Who does hospital indemnity coverage make the most sense for? It's particularly valuable for Medicare Advantage enrollees who want to stay in their plan — perhaps because of a specific network of doctors or a low premium — but recognize that their plan's cost-sharing structure creates real financial risk. It also makes sense for people who have limited savings and couldn't comfortably absorb a $2,000 to $5,000 out-of-pocket hit from a single hospitalization. Where people make expensive mistakes is in buying hospital indemnity coverage they don't need because they already have a robust Medigap policy. If you're on Original Medicare with a Plan G supplement, your hospital cost-sharing is already largely covered — adding a hospital indemnity plan on top of that is usually redundant and wasteful.

If the benefit cuts in your current Medicare Advantage plan have you reconsidering your overall coverage strategy, the AEP (October 15–December 7) is your main opportunity to act. During AEP, you can switch from one Medicare Advantage plan to another, drop Medicare Advantage and return to Original Medicare, or add or drop Part D drug coverage. If you return to Original Medicare, you'll want to think carefully about Medigap enrollment. In most states, if you're past your initial Medigap Open Enrollment Period (the six months starting when you first enrolled in Part B at 65 or older), insurers can use medical underwriting to deny you coverage or charge higher premiums based on health conditions. There is also the Medicare Advantage Open Enrollment Period, running January 1 through March 31, during which you can make one switch — but your options are more limited than during AEP.

A handful of states offer additional protections worth knowing about. If you live in California, Idaho, Illinois, Kentucky, Louisiana, Maine, Maryland, Missouri, Nevada, New Jersey, New York, Oklahoma, or Oregon, you have what's called a birthday rule — a 30-day window each year around your birthday during which you can switch to a Medigap plan of equal or lesser benefit without medical underwriting. This is a significant consumer protection that many beneficiaries in these states don't know they have. New York and Connecticut go even further, offering guaranteed issue rights for Medigap year-round regardless of health status.

The bottom line is this: the era of Medicare Advantage plans competing on ever-more-generous supplemental benefits appears to be ending, at least for now. CMS's tighter standards are pushing the market toward plans that compete more on core medical coverage and network quality — which is arguably a healthier dynamic in the long run, but leaves many current enrollees holding plans that no longer match what they signed up for.
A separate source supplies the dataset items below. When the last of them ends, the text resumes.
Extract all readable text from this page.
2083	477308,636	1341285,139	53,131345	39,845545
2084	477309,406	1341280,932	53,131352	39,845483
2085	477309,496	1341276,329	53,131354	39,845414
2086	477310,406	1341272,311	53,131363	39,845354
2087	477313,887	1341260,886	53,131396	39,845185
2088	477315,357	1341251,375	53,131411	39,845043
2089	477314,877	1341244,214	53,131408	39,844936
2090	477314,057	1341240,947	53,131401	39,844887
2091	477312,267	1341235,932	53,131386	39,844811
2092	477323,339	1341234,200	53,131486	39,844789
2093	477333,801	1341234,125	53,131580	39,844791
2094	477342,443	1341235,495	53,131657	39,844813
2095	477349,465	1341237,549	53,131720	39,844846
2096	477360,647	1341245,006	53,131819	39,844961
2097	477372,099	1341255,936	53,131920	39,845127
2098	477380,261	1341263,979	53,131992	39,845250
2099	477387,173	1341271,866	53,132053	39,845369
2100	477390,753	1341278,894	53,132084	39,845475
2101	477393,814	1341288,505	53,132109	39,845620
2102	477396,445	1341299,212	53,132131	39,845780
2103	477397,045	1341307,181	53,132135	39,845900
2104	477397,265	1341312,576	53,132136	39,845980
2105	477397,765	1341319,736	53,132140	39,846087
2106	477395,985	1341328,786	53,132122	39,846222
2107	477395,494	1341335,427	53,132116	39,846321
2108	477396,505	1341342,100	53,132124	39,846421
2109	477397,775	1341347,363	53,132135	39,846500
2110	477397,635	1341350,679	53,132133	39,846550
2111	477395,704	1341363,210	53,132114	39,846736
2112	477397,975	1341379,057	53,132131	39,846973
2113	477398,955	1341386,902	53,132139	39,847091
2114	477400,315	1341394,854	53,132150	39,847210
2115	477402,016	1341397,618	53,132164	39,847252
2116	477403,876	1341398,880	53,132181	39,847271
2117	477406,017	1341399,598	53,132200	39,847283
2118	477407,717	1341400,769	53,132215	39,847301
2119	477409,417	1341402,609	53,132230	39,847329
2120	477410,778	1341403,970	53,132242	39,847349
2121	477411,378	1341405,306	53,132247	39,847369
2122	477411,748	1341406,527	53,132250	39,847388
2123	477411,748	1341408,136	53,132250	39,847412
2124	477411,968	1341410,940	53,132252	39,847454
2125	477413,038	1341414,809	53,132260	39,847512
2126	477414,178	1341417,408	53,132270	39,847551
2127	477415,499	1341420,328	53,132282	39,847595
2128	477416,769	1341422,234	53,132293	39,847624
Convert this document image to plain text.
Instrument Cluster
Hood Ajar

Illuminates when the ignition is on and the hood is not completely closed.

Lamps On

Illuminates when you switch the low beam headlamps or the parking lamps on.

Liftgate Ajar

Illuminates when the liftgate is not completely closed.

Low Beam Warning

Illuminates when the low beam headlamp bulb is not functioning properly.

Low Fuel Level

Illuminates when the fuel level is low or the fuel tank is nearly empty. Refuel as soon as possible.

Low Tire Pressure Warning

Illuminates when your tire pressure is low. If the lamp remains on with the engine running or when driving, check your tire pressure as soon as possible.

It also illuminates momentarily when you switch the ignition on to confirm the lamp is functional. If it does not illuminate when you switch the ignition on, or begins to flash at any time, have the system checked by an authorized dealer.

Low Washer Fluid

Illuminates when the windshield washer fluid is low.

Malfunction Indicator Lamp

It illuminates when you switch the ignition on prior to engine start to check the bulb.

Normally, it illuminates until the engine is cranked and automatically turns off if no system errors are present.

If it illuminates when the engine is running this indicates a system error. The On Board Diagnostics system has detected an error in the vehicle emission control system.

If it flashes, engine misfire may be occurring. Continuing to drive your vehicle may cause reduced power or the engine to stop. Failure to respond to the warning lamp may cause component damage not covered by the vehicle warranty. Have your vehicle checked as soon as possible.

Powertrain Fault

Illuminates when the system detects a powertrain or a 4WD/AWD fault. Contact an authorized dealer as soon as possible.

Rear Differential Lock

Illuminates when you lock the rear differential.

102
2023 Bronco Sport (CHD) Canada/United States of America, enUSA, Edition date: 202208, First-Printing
Whether the right response for you is switching plans during AEP, adding a hospital indemnity policy to cushion your cost-sharing exposure, or making a longer-term move back to Original Medicare with a Medigap supplement depends on your health, your finances, your doctors, and your risk tolerance. The State Health Insurance Assistance Program (SHIP) offers free, unbiased counseling in every state — find your local counselor at shiphelp.org — and Medicare's own plan comparison tool at medicare.gov/plan-compare lets you see exactly what plans are available in your ZIP code and what they cover. Don't let inertia make this decision for you.